Pain and bleeding. Although infection and ectopic pregnancy cause the most serious IUD complications, bleeding and pain are the symptoms most often responsible for removing an IUD. An estimated 5% to 15% of women discontinue IUD use within 1 year because of these symptoms. Patients can experience metrorrhagia, menorrhagia, or both. Because IUDs can alter menstrual patterns, the clinician must take a careful menstrual history before discussing with a woman whether or not an IUD is appropriate. Women who experience heavy and prolonged menses or dysmenorrhea may not tolerate copper-containing IUDs, but may benefit from progesterone-releasing IUDs, which actually decrease menstrual blood loss. Cramping pain is generally limited to the first few months of IUD use. Abnormal bleeding or spotting and cramping can be treated with nonsteroidal analgesics (NSAIDs). It is common to recommend to patients that, with the onset of the first menstrual period after IUD insertion, NSAIDs be taken for the first few days around the clock.
Perforation/expulsion. Most commonly, perforations are related to insertion and clinician experience. Perforation of the uterus is rare when IUDs are inserted by clinicians who are experienced in the procedure, occurring only in approximately 0.1% of cases.
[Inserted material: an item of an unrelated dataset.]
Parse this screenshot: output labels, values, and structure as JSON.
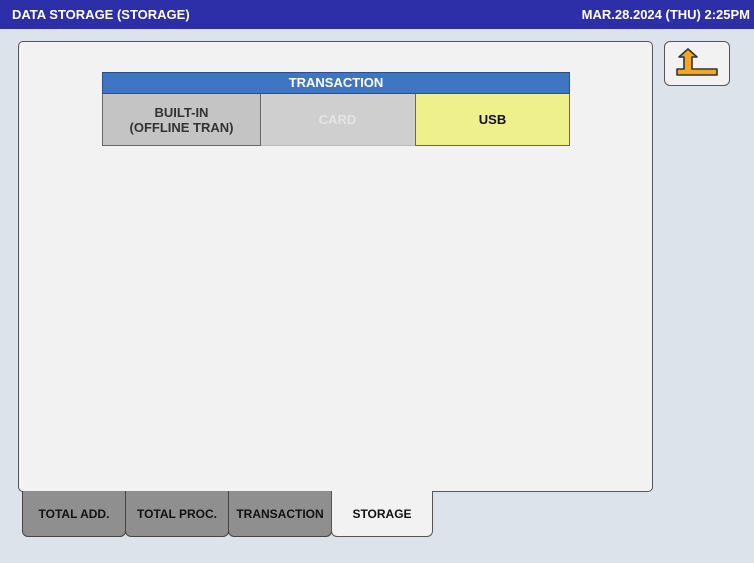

Frequently, perforation during insertion is caused by the failure to properly assess the uterine position and to accurately define the cervical canal. Rarely do such perforations cause injury to the pelvic or abdominal organs. Often, perforation goes undetected until a routine gynecologic examination, when the device is noted to be absent. Unless there is excessive bleeding suggesting laceration of a uterine vessel, removal of the perforating IUD from the abdominal cavity should be done promptly, but it is not an emergency.
If a patient cannot detect an IUD string, this may indicate perforation or expulsion. Generally, the patient should be assured that the inability to feel a string most commonly means that the strings have retracted and not that the IUD has perforated the uterus or been expelled. The inability to visualize the strings in the cervical canal, especially if the retaining string was cut too short, is a common problem at IUD follow-up visits. Gently rotating a cytologic brush within the cervical canal will often help identify the strings. Should this fail to detect the IUD strings, the clinician must suspect either undetected perforation at the time of insertion or undetected expulsion.
The position of the IUD is then best determined by ultrasound or, if that is not available, with anteroposterior, lateral, and oblique films of the pelvis with a radio-opaque marker (ie, a uterine sound) in the uterine cavity. If the IUD is found to be in the uterine cavity, the patient and clinician can be reassured. A partially perforated or embedded IUD should be removed; this can be accomplished via hysteroscopy or with cervical dilation and use of ring forceps under ultrasound guidance. The latter can be done in the office with cervical anesthesia. An IUD that is partially perforated and cannot be removed transcervically or that perforates into the abdominal cavity will require removal by laparoscopy. Adhesion formation in the abdominal cavity will occur within 3 days after the perforation occurs, so prompt attention is needed. Laparotomy is hardly ever necessary except in the rare event of organ damage requiring extensive repair.
Cite this: Intrauterine Devices: Separating Fact From Fallacy - Medscape - Oct 14, 1996.